Publicado em: 02/06/2011

Formar profissionais que não se limitem a tratar a luz apenas como técnica, mas como manifestação artística, é o principal objetivo do Componente Projeto Co-autoral, ministrado no Módulo Azul por Grissel Piguillem, formadora do curso de Iluminação da SP Escola de Teatro – Centro de Formação das Artes do Palco. 

 

No princípio das aulas os aprendizes trabalharam com colagens, que, segundo Grissel, é uma forma de construir, a partir de recortes, uma única imagem que tenha um conceito e desperte a subjetividade de quem a vê. “Propus que eles fizessem colagens pensando no que acontecia ao redor deles no dia-a-dia.
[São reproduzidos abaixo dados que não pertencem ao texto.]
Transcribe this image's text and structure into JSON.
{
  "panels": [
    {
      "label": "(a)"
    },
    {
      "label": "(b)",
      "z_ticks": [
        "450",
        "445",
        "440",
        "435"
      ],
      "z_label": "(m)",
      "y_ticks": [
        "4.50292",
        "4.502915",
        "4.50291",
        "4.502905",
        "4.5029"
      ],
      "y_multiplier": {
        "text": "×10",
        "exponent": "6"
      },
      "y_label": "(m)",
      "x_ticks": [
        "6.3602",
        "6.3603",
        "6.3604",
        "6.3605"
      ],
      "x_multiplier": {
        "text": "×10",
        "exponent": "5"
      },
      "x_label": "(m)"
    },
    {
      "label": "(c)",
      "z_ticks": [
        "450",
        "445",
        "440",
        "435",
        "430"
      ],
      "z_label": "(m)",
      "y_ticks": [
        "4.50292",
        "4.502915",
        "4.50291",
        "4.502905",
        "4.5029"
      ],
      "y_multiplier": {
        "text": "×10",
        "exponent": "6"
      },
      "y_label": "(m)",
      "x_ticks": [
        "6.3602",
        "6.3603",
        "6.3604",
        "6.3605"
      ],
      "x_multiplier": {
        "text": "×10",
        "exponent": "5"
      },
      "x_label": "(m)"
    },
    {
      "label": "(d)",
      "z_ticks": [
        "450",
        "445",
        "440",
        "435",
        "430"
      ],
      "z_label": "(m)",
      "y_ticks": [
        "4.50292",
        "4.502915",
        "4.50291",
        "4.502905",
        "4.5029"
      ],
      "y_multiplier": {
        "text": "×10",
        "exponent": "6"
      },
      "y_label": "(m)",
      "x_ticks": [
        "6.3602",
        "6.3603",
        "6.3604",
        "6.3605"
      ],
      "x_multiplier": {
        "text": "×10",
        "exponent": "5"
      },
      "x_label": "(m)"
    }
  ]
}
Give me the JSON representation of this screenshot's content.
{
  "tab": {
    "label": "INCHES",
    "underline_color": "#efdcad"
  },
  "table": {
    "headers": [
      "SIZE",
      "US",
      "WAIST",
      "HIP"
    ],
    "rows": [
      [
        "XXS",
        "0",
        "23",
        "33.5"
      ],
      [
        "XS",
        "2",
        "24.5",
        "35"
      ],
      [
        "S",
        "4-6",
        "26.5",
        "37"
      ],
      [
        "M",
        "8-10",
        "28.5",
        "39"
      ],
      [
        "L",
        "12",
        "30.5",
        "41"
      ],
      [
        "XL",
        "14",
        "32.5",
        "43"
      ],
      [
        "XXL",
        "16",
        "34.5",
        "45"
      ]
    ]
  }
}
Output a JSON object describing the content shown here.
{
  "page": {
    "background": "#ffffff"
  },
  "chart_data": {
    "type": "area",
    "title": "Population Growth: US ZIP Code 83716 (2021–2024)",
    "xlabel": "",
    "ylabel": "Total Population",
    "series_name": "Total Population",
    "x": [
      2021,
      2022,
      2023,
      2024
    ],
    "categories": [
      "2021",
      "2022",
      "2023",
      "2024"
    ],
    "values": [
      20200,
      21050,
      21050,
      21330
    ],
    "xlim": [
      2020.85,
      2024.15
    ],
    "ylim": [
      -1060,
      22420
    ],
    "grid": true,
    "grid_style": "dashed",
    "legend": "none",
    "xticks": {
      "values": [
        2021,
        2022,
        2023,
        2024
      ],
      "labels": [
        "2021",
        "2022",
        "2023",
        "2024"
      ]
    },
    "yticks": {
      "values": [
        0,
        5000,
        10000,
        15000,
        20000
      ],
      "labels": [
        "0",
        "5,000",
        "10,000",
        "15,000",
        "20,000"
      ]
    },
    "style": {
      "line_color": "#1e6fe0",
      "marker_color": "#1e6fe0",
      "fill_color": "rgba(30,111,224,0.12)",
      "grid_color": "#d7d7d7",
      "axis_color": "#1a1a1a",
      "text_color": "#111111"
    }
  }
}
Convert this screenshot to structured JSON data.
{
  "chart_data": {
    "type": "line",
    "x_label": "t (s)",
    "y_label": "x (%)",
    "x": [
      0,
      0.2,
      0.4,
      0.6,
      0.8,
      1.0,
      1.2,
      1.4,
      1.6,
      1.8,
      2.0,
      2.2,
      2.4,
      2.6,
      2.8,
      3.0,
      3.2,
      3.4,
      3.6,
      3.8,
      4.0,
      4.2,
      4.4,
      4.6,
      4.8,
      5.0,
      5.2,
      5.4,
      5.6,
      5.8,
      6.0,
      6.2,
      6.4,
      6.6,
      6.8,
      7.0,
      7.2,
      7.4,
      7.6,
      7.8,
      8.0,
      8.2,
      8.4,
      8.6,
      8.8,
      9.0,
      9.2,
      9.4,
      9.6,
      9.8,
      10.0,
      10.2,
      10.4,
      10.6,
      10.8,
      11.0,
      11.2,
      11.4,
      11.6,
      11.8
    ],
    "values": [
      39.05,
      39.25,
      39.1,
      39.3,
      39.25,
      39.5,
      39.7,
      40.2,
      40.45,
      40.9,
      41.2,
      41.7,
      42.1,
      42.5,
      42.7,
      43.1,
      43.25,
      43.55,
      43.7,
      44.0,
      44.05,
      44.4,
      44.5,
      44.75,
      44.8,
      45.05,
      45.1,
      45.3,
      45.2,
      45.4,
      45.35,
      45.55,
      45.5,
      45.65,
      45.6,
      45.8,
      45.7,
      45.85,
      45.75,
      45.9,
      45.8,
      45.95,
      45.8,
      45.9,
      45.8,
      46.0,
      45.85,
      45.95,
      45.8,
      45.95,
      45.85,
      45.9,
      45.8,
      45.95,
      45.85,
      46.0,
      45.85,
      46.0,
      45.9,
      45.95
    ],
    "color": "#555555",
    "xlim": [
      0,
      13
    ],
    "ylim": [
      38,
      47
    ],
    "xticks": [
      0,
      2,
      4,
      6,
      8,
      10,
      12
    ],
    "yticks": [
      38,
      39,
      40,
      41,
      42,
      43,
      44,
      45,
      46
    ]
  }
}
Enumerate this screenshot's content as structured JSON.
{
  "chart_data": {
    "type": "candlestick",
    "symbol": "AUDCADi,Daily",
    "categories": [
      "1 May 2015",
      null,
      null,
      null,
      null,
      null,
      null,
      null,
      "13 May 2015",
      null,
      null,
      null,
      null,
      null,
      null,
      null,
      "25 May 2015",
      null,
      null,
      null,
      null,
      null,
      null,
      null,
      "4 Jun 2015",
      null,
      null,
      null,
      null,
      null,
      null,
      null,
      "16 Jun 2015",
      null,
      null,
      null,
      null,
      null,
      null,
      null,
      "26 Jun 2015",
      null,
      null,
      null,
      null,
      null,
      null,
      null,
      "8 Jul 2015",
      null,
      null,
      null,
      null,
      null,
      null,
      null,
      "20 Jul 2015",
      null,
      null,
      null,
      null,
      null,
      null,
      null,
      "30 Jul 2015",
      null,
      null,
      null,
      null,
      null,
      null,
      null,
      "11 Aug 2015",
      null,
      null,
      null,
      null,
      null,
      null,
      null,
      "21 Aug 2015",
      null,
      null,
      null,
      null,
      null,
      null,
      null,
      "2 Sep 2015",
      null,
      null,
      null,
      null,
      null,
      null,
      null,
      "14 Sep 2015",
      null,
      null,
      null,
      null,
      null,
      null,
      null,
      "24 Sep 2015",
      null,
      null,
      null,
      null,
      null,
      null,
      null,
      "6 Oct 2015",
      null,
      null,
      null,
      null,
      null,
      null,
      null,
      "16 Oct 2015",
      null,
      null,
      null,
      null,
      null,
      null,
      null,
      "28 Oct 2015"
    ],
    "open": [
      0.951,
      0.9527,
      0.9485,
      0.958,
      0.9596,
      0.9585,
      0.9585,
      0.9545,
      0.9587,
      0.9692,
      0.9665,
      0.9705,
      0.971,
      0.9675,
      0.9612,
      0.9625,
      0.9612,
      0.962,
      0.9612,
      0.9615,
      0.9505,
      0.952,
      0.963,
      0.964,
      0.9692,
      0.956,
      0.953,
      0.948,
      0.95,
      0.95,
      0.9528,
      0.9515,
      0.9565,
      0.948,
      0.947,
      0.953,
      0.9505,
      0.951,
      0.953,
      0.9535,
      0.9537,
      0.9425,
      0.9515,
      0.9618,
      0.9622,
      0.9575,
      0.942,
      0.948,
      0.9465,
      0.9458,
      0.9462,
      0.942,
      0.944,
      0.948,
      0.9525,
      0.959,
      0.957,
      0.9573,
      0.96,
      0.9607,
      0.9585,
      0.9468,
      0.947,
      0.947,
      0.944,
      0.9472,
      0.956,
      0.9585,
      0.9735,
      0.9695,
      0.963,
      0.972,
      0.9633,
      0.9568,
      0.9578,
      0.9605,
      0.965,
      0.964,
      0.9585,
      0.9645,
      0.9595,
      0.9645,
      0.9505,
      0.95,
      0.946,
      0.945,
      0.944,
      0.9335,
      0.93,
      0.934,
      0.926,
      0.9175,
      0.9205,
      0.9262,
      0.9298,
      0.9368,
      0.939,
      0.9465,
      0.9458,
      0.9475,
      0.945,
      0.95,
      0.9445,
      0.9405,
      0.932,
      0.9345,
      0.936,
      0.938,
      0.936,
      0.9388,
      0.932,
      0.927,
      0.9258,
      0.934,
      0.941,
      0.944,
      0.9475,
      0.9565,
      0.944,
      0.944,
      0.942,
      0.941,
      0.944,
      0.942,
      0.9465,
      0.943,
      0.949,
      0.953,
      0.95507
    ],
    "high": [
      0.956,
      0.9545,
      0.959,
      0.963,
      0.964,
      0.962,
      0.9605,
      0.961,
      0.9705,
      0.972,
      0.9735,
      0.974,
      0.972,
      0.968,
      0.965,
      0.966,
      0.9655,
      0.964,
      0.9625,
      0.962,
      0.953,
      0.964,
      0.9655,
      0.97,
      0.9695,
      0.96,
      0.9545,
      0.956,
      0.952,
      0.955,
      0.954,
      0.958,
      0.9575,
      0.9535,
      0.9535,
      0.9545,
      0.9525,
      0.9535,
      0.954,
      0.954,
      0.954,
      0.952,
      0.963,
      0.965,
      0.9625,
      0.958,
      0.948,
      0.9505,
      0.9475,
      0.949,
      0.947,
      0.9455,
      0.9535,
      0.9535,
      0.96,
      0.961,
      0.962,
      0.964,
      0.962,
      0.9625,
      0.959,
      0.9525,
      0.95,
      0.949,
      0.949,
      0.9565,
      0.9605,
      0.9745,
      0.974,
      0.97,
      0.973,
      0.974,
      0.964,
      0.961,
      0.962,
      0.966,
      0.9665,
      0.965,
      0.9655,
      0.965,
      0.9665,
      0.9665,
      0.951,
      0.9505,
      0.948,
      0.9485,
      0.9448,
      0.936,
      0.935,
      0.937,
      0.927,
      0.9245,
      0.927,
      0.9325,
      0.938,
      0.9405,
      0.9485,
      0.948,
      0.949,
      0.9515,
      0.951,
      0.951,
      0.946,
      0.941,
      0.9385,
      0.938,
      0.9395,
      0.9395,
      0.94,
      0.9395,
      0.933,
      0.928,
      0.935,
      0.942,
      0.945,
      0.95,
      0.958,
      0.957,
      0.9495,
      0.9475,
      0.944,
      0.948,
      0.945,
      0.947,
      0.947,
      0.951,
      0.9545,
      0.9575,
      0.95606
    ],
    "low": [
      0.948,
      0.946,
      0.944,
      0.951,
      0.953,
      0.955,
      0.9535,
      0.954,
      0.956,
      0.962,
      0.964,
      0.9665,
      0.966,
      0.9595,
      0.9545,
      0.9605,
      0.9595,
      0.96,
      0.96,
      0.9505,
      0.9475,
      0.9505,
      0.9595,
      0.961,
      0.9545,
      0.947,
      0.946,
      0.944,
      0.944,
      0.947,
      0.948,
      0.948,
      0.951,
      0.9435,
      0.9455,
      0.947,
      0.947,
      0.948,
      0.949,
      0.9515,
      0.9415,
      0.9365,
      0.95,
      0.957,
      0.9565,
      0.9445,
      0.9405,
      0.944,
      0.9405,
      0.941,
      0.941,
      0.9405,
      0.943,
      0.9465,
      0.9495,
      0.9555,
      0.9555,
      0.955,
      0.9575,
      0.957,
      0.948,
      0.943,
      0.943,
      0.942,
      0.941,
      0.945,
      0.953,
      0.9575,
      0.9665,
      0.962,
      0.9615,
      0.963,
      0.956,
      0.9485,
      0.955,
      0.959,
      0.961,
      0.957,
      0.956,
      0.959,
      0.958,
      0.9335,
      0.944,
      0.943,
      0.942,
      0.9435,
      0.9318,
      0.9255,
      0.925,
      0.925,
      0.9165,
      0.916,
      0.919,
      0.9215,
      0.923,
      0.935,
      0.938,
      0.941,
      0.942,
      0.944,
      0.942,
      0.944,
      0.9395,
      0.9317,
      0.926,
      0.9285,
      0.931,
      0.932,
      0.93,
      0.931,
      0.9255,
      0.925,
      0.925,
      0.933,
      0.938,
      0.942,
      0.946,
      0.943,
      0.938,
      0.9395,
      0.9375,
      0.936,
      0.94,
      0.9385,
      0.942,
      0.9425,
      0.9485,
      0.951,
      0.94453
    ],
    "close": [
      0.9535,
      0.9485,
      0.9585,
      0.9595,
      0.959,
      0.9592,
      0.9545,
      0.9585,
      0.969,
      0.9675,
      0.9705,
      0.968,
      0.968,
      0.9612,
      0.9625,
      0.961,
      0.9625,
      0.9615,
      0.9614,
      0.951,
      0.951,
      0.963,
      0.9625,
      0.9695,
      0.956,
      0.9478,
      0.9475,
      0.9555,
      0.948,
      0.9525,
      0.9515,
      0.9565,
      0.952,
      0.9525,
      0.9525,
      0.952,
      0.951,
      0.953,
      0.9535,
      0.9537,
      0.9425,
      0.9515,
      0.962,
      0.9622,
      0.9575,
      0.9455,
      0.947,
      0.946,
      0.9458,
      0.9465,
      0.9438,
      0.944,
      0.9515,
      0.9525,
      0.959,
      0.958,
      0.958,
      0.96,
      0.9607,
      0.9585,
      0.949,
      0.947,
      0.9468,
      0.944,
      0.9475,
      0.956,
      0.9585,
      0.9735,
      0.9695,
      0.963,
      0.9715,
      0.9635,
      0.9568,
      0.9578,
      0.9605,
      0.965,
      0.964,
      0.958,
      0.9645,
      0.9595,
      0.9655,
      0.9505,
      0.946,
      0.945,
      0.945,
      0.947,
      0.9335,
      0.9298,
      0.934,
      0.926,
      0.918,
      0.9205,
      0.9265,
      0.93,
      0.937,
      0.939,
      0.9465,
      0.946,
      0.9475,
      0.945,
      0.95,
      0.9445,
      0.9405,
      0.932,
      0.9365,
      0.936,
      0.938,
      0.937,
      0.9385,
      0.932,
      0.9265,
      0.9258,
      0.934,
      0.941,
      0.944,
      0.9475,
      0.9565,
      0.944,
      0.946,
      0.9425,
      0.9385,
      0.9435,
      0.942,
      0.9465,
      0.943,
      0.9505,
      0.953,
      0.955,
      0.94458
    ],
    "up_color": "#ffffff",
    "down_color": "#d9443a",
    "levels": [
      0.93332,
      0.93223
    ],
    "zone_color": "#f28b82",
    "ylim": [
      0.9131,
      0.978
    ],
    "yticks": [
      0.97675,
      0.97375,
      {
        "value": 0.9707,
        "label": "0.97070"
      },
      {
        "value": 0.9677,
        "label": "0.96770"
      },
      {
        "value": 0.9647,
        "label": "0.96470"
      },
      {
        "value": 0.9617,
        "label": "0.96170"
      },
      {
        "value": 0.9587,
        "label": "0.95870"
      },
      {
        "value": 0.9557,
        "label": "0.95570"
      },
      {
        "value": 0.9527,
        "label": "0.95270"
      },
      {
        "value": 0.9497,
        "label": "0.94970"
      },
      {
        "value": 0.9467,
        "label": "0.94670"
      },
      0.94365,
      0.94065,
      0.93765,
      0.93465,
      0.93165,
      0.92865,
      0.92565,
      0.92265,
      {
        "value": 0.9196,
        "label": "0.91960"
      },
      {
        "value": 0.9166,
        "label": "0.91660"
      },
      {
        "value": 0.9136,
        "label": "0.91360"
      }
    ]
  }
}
Durante toda a fase do Processo, eles discutiram idéias e referências e durante o Experimento colocaram em prática a luz que haviam pensado”, completa.

 

O resultado do trabalho será apresentado em uma exposição marcada para o último Território Cultural do semestre, no dia 25 de junho. Para despertar o interesse dos aprendizes para a realização de pesquisas e desenvolvimento de projetos, cada dupla entregou um projeto escrito informando o que será realizado na apresentação, sob as premissas: conceito artístico, conceito estético e conceito técnico.

 

Mesmo não sendo obrigatório trabalhar com elementos de “Van Gogh: o Suicidado da Sociedade”, de Artaud, referencial do Módulo Azul, a formadora atesta que, ainda assim, sentiu bastante influência de elementos da obra do francês. “A grande maioria vai para o lado performativo ou para o Artaud. Alguns chegam a englobar temas bem amplos, como, por exemplo, religião.” 

 

O Componente, segundo a formadora, é muito importante para a formação dos aprendizes. “A luz, muitas vezes, é vista apenas como técnica. Tanto a Escola como o Bonfanti (coordenador do curso de Iluminação) têm o objetivo de fazer com que eles não se limitem a isso, que passem a ver a luz também sob a concepção artística”, diz Grissel.